If any provision of this Agreement is held to be invalid or unenforceable, the remaining provisions shall continue in full force and effect, and the invalid or unenforceable provision shall be modified to the minimum extent necessary to make it valid and enforceable.
The failure of either party to enforce any right or provision of this Agreement shall not constitute a waiver of such right or provision. Any waiver must be in writing and signed by the waiving party.
Customer may not assign this Agreement without Cloud Posse's prior written consent, except in connection with a merger, acquisition, or sale of all or substantially all of Customer's assets. Cloud Posse may assign this Agreement without restriction. Any attempted assignment in violation of this Section is void.
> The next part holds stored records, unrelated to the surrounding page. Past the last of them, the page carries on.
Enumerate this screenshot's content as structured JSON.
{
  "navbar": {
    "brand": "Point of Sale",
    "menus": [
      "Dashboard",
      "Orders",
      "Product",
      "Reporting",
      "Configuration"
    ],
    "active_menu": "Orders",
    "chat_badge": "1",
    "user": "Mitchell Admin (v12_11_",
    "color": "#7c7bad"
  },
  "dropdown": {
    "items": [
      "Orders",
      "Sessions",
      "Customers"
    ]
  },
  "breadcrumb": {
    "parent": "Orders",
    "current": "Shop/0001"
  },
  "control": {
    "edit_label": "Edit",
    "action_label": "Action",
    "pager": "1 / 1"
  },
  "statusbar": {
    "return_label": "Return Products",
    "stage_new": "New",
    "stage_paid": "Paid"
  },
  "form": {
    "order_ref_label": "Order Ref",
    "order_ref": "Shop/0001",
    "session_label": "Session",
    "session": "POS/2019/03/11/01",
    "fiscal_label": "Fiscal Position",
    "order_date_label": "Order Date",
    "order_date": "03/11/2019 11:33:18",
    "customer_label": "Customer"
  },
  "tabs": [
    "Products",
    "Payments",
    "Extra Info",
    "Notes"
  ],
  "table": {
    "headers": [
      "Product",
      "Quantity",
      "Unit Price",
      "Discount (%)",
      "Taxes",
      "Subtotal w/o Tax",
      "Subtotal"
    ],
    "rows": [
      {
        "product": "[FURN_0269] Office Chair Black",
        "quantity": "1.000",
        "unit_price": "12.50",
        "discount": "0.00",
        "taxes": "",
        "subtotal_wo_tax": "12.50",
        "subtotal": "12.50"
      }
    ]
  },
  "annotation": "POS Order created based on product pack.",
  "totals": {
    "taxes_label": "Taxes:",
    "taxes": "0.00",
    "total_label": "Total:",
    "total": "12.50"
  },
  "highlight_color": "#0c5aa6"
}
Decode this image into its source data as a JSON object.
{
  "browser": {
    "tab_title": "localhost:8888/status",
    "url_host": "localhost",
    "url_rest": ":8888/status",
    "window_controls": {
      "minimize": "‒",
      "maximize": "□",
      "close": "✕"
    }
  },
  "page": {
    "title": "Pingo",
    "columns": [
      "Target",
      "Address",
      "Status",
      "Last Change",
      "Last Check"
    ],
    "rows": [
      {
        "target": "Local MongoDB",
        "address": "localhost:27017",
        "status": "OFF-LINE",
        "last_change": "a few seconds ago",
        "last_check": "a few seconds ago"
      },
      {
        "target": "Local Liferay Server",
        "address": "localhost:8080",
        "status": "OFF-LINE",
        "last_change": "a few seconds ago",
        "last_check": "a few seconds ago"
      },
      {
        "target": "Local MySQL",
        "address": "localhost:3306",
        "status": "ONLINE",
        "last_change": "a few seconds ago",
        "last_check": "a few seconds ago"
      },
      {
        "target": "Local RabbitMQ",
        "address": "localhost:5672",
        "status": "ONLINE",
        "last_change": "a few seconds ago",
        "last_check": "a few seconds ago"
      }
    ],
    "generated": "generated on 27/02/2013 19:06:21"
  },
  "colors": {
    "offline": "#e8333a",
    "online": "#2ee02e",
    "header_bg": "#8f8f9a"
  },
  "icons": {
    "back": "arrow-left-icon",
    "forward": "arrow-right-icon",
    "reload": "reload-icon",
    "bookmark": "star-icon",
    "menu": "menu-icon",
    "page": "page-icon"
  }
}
All notices under this Agreement must be in writing and shall be deemed given when: (a) delivered personally; (b) sent by confirmed email; or (c) sent by nationally recognized overnight courier, addressed to the party at the address specified in the applicable Order or to such other address as the party may designate in writing.
The parties are independent contractors. Nothing in this Agreement creates a partnership, joint venture, agency, or employment relationship between the parties.
Customer shall comply with all applicable export control laws and regulations in its use of the Service.